The City of Costa Mesa received excellent financial news this week as its credit ratings with Standard & Poor’s jumped from AA to AA+, the highest possible rating issued by the financial services company for this type of financing.
The new improved ratings were issued in a report that came out today. This upgraded rating is the direct result of significant research by Standard & Poor’s during many meetings and discussions with Costa Mesa administrative and finance staff to analyze the city’s financial procedures and practices.
The high rating will allow the city to get the best rate possible for the sale of bonds that will be used to complete the Lions Park Projects.
“This is great news for the city and this AA+ rating assures the taxpayers of Costa Mesa that we will be able to complete the Lions Park projects with lower financing costs,” Mayor Katrina Foley said. “Congratulations to the current and former city councils, city staff and the Finance and Pension Advisory Committee for the prudent fiscal policies and management that helped us achieve this accomplishment.”
The Standard & Poor’s report also credited the effort to responsibly manage city reserves and debt. Indeed, Standard & Poor’s report cited several reasons for this top rating.
Click here to see the full report.
According to Standard & Poor’s, the following findings played into the rating being raised to the top level.
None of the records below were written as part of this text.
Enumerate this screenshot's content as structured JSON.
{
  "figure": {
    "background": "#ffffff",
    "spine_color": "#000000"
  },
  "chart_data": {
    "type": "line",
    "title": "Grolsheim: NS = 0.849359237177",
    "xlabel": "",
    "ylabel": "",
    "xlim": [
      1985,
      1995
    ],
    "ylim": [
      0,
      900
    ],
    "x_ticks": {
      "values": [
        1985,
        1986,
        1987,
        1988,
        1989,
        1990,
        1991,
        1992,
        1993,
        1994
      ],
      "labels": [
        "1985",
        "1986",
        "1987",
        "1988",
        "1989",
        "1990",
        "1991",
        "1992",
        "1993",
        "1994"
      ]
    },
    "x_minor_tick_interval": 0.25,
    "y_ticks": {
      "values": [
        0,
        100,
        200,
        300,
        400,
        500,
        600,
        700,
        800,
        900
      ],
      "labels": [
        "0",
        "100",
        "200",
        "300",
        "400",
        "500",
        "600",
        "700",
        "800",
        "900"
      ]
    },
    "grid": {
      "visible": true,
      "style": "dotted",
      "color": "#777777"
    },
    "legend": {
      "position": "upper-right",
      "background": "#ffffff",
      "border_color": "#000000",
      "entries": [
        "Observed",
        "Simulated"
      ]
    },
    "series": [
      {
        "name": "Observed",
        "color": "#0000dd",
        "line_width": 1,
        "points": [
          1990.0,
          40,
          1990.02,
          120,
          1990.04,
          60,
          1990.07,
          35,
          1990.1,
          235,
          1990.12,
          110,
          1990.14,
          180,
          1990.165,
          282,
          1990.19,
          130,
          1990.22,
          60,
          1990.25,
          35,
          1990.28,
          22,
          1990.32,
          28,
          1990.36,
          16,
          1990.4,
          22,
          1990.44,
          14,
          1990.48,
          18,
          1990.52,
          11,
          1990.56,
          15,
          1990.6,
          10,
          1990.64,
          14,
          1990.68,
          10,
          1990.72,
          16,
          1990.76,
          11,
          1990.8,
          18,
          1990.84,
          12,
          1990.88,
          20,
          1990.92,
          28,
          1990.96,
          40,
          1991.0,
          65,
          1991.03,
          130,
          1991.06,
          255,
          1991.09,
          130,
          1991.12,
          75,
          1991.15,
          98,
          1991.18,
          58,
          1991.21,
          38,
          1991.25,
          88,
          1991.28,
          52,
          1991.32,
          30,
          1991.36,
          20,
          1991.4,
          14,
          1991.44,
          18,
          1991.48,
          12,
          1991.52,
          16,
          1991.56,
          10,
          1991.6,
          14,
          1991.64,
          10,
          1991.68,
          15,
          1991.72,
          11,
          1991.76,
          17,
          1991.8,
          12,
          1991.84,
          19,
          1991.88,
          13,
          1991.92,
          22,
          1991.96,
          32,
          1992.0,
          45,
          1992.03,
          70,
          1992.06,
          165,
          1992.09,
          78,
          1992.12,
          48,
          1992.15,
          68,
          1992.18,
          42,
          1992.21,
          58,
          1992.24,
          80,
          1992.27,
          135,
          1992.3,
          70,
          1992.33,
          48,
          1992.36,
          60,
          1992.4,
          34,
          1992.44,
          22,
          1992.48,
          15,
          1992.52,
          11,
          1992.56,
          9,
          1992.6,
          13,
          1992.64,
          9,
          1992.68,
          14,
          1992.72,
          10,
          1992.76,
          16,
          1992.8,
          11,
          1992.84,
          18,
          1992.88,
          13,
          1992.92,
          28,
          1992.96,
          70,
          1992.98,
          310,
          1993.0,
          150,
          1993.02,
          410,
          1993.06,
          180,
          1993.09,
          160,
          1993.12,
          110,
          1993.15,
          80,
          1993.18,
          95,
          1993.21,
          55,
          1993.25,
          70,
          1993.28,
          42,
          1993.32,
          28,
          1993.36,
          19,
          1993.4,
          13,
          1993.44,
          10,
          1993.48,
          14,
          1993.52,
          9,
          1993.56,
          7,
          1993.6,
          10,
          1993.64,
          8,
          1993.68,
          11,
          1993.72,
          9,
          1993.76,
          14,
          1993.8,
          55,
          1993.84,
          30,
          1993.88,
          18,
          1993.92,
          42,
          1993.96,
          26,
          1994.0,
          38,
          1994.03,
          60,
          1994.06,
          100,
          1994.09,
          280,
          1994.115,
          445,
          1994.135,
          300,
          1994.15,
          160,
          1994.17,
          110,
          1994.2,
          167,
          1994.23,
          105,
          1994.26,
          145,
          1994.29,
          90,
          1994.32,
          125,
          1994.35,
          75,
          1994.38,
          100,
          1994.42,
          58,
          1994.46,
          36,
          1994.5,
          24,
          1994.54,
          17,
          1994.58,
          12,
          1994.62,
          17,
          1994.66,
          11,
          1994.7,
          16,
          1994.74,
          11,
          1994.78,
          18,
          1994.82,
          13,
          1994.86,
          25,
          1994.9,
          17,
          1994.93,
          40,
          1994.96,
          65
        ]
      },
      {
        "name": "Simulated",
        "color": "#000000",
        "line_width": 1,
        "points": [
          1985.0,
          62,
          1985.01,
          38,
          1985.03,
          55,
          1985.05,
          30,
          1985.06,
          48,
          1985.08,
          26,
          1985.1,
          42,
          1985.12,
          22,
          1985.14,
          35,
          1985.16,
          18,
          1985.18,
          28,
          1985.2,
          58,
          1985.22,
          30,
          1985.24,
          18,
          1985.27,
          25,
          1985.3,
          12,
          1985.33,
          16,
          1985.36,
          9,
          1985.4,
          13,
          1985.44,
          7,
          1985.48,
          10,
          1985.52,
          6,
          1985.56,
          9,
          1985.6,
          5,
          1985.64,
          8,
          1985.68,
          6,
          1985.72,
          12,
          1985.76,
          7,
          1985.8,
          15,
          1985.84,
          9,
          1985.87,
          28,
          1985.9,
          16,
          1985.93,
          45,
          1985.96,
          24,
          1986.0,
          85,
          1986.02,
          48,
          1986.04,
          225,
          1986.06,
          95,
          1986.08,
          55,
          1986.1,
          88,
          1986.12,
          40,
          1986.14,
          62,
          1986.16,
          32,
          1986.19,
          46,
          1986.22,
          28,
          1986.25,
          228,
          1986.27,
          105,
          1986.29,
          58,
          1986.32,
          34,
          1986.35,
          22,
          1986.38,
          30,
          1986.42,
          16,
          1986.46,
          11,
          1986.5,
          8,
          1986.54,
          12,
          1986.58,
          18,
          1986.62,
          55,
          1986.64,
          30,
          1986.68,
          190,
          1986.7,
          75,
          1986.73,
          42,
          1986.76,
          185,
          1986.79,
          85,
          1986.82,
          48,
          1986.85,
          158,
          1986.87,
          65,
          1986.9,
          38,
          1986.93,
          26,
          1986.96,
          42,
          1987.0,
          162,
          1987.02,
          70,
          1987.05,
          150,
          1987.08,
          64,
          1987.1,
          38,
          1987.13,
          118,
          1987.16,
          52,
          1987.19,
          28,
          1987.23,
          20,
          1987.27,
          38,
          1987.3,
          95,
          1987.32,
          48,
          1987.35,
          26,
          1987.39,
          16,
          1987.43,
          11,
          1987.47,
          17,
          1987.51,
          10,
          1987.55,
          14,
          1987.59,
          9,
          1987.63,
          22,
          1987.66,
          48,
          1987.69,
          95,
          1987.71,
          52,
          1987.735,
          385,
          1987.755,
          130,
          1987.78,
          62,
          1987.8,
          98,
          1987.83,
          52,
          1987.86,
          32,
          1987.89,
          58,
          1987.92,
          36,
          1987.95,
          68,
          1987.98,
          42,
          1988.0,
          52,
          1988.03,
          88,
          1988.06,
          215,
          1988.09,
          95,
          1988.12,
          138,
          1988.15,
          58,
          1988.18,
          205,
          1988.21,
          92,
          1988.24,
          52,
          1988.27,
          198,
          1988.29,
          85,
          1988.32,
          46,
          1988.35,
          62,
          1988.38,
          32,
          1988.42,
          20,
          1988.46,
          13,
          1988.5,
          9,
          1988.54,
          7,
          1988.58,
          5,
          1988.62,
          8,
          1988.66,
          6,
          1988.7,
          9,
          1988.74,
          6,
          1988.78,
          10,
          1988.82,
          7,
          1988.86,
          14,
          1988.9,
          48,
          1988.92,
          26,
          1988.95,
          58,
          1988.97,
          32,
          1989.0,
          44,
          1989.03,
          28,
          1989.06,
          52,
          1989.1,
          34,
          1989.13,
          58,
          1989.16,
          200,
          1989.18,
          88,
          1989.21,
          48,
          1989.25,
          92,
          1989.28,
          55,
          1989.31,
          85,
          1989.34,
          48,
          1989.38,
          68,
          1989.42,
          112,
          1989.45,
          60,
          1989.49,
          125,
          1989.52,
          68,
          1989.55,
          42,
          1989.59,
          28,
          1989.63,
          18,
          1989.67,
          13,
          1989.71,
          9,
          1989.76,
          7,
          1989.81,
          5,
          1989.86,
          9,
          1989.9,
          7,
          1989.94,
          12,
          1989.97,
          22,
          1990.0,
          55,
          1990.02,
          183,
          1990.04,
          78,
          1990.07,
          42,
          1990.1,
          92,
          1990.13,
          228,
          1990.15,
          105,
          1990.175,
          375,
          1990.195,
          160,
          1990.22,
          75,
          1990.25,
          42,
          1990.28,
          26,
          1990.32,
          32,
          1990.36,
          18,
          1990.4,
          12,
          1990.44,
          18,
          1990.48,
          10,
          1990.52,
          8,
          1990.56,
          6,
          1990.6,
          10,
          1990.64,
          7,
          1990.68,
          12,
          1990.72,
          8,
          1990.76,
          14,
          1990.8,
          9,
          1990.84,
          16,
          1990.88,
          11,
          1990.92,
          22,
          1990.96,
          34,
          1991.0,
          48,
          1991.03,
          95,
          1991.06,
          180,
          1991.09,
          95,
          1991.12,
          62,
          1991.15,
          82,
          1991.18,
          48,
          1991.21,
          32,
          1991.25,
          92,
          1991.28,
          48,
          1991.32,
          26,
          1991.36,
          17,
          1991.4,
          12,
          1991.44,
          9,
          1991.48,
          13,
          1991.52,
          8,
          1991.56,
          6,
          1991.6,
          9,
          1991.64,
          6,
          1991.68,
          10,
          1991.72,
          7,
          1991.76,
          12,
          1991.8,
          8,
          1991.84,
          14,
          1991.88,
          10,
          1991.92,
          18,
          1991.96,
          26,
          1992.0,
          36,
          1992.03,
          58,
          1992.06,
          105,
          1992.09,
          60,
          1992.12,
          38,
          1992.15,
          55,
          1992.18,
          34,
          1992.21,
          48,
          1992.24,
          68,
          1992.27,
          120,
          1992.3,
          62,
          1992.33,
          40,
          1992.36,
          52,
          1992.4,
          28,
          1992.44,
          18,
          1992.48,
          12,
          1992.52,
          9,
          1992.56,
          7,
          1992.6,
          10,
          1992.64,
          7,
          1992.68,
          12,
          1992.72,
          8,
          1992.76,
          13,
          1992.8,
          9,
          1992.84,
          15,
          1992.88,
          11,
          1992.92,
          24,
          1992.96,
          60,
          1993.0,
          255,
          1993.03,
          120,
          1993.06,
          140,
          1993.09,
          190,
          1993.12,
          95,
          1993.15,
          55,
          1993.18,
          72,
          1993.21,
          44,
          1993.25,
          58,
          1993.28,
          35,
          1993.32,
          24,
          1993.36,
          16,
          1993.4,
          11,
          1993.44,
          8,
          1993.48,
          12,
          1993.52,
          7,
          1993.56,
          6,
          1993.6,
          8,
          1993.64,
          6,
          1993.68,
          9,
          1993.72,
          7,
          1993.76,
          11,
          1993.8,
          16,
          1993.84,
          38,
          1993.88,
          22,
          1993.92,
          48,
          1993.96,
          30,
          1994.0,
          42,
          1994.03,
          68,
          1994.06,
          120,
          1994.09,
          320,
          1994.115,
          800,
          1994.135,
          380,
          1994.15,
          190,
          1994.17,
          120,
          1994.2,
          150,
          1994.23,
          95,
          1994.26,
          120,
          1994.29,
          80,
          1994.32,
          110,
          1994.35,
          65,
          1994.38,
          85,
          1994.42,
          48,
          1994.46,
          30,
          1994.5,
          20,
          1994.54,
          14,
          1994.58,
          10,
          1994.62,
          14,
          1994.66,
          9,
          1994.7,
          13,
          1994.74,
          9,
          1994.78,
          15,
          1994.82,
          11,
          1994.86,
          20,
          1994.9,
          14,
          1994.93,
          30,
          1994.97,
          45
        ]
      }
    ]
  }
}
- Very strong economy, with access to a broad and diverse metropolitan statistical area (MSA);
- Very strong management, with strong financial policies and practices under our Financial Management Assessment (FMA) methodology;
- Strong budgetary performance, with operating surpluses in the general fund and at the total governmental fund level in fiscal 2016;
- Very strong budgetary flexibility, with an available fund balance in fiscal 2016 of 54% of operating expenditures;
- Very strong liquidity, with total government available cash at 81.8% of total governmental fund expenditures and 26.4x governmental debt service, and access to external liquidity we consider strong;
- Strong debt and contingent liability position, with debt service carrying charges at 3.1% of expenditures and net direct debt that is 21.9% of total governmental fund revenue, as well as low overall net debt at less than 3% of market value, but a large pension and other postemployment benefit (OPEB) obligation; and
- Strong institutional framework score.